Regado Biosciences’ has an extensive pipeline of antithrombotic agents for the treatment of cardiovascular disease consisting of therapeutic aptamers and their active control agent partners.

REG1: Regado’s lead candidate, the REG1 Anticoagulation System, is a two-component system comprising a Factor IXa inhibitor anticoagulant and its specific active control agent.  REG1 is being developed for use in patients suffering from acute coronary syndrome (ACS), including those who undergo coronary revascularization procedures, which include percutaneous coronary intervention (PCI) and coronary artery bypass grafting (CABG).  These procedures put patients at risk for therapy-related bleeding complications.  REG1 is designed to increase therapeutic flexibility while reducing side effects and improving outcomes experienced by patients in this setting.

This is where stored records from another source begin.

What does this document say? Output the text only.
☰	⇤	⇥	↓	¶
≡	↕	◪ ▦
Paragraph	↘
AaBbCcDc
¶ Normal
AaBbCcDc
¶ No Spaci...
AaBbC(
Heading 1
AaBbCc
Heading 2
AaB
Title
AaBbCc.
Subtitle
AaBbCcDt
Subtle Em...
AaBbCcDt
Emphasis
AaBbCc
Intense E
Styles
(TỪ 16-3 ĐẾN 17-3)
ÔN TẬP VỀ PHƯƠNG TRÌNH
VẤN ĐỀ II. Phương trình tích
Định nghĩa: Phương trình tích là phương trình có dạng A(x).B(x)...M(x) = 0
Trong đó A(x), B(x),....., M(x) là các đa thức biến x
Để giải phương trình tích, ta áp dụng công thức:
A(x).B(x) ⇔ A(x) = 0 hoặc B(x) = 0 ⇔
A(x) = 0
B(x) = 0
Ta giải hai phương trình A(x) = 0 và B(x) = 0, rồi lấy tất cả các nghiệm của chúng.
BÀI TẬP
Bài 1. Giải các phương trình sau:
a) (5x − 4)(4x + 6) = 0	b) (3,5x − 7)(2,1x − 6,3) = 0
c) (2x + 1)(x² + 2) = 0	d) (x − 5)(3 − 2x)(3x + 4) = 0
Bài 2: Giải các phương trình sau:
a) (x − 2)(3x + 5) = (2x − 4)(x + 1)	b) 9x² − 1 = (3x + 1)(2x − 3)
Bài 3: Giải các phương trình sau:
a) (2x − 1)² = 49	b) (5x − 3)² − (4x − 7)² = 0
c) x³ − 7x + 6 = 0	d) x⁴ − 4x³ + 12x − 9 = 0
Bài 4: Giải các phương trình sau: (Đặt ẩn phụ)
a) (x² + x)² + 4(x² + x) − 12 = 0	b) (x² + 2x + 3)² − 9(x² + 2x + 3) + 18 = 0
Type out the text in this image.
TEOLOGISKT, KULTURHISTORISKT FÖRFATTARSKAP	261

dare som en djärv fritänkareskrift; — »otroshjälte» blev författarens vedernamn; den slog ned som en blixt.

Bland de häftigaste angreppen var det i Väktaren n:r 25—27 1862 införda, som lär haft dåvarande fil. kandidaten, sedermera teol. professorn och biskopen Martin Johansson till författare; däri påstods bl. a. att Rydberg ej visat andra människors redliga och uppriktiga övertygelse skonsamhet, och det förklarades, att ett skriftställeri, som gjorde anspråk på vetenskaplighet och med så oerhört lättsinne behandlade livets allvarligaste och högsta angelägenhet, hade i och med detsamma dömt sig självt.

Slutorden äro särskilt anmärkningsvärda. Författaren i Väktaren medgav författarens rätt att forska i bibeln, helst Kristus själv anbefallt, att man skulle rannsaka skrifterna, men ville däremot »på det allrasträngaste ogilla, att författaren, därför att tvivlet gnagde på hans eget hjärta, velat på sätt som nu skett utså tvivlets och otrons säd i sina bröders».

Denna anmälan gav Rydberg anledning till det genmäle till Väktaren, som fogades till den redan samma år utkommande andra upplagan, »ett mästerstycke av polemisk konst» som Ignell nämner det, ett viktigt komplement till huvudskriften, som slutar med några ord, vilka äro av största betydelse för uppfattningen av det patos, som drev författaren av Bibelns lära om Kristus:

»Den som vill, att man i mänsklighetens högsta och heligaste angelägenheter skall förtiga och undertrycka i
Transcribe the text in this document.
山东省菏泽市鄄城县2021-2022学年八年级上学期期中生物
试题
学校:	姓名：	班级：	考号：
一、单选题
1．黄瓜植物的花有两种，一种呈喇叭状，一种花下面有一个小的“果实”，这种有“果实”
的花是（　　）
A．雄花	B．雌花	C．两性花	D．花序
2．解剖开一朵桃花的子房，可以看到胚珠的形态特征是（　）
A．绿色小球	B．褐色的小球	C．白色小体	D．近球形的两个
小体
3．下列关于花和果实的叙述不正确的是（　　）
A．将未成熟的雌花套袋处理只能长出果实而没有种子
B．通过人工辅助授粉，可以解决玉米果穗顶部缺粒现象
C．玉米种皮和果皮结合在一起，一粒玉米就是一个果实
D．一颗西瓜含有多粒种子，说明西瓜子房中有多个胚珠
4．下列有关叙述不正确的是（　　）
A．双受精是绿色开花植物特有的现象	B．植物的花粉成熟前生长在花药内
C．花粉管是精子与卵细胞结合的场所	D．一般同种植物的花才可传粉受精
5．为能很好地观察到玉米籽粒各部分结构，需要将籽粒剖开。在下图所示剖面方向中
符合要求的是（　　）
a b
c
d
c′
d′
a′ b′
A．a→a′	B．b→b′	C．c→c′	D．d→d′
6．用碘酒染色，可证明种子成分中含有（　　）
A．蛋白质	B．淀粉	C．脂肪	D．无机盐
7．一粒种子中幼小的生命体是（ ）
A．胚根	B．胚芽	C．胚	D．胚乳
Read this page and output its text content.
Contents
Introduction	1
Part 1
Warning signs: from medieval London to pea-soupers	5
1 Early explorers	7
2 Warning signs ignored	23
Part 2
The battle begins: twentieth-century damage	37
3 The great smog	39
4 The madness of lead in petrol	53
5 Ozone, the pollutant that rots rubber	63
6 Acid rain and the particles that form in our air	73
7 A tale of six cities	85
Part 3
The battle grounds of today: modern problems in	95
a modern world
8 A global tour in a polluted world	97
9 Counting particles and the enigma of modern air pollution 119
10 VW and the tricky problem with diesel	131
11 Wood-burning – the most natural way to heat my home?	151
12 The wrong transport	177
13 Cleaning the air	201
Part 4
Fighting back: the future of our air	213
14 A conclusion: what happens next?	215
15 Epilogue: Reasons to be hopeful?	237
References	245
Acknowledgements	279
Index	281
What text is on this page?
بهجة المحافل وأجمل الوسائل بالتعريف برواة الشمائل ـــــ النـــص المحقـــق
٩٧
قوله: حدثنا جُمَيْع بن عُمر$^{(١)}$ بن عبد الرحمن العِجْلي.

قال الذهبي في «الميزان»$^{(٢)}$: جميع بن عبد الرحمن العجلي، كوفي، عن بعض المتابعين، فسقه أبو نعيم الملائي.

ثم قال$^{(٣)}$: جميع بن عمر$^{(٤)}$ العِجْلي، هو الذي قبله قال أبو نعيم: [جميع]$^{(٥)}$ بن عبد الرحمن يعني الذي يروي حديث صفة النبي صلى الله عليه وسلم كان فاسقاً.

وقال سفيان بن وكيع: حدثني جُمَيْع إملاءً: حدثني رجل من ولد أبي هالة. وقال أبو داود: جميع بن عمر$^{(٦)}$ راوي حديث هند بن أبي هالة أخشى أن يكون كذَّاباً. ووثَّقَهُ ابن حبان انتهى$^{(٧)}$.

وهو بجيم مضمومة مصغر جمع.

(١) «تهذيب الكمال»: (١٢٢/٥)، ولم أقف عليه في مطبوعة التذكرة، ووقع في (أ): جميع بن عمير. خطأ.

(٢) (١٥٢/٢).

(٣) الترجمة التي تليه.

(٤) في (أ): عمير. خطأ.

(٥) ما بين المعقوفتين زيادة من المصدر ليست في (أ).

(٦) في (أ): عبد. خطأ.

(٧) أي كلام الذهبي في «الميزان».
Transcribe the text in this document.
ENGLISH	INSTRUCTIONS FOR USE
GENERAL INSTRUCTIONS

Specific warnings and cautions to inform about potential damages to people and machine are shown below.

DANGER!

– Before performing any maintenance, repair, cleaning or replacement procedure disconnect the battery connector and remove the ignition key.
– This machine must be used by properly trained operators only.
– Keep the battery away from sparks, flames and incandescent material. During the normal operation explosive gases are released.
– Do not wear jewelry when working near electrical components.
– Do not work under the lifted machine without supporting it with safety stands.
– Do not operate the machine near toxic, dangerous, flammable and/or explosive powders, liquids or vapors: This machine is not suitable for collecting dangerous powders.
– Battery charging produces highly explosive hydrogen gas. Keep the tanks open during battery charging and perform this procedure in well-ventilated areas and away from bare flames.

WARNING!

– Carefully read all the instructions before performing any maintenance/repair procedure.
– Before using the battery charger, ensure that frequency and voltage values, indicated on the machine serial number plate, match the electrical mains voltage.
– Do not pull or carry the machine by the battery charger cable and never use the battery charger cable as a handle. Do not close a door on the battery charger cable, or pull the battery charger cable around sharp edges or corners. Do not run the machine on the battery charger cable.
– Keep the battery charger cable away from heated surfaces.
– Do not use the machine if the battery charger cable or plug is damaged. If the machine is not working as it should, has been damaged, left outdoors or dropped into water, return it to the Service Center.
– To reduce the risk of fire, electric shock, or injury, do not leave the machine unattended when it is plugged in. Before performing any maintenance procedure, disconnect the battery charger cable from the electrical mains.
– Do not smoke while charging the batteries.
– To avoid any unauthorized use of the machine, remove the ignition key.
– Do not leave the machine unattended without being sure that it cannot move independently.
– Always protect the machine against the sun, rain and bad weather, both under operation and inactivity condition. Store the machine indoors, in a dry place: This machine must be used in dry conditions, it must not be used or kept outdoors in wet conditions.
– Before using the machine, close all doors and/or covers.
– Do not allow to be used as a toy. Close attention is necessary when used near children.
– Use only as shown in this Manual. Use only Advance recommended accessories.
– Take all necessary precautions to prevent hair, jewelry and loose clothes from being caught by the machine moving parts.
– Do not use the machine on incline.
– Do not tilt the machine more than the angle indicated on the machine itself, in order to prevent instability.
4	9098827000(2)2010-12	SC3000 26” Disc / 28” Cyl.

REG2: Regado has initiated a Phase 1 trial using a subcutaneous formulation of pegnivacogin (aka RB006) paired with an IV bolus formulation of
anivamersen (aka RB007) for eventual application in venous thrombosis indications.  Subcutaneous administration of RB006 is anticipated to provide a therapeutic profile complementary to the IV formulation, with a slow onset of activity and duration of effect of several days, ideally suited to venous prophylactic indications, while still maintaining the benefit of active control by IV RB007 administration.

REG3: Regado’s lead anti-platelet candidate, REG3, consists of a specific GPVI inhibitor and its active control agent (RB571 and RB515, respectively).  GPVI, the platelet-specific major collagen receptor, has been implicated in a wide range of platelet-mediated diseases including ACS, rheumatoid arthritis and diabetic vasculopathy.  REG3 is planned to enter phase 1 human clinical testing in 2013.

Anti-platelet program:  Regado  is conducting discovery efforts to identify an aptamer:control agent pair for clinical applications in the area of antiplatelet therapy.  Current programs are focused on validated platelet receptor targets involved in platelet adhesion and activation.  Such receptors typically represent challenging targets for the discovery of small molecule inhibitors, but are ideally suited to the development of aptamer inhibitors designed to block the protein-protein interactions which occur between these receptors and their ligands.  Such a drug, in combination with a specific active control agent would provide unprecedented control of antiplatelet therapy to physicians.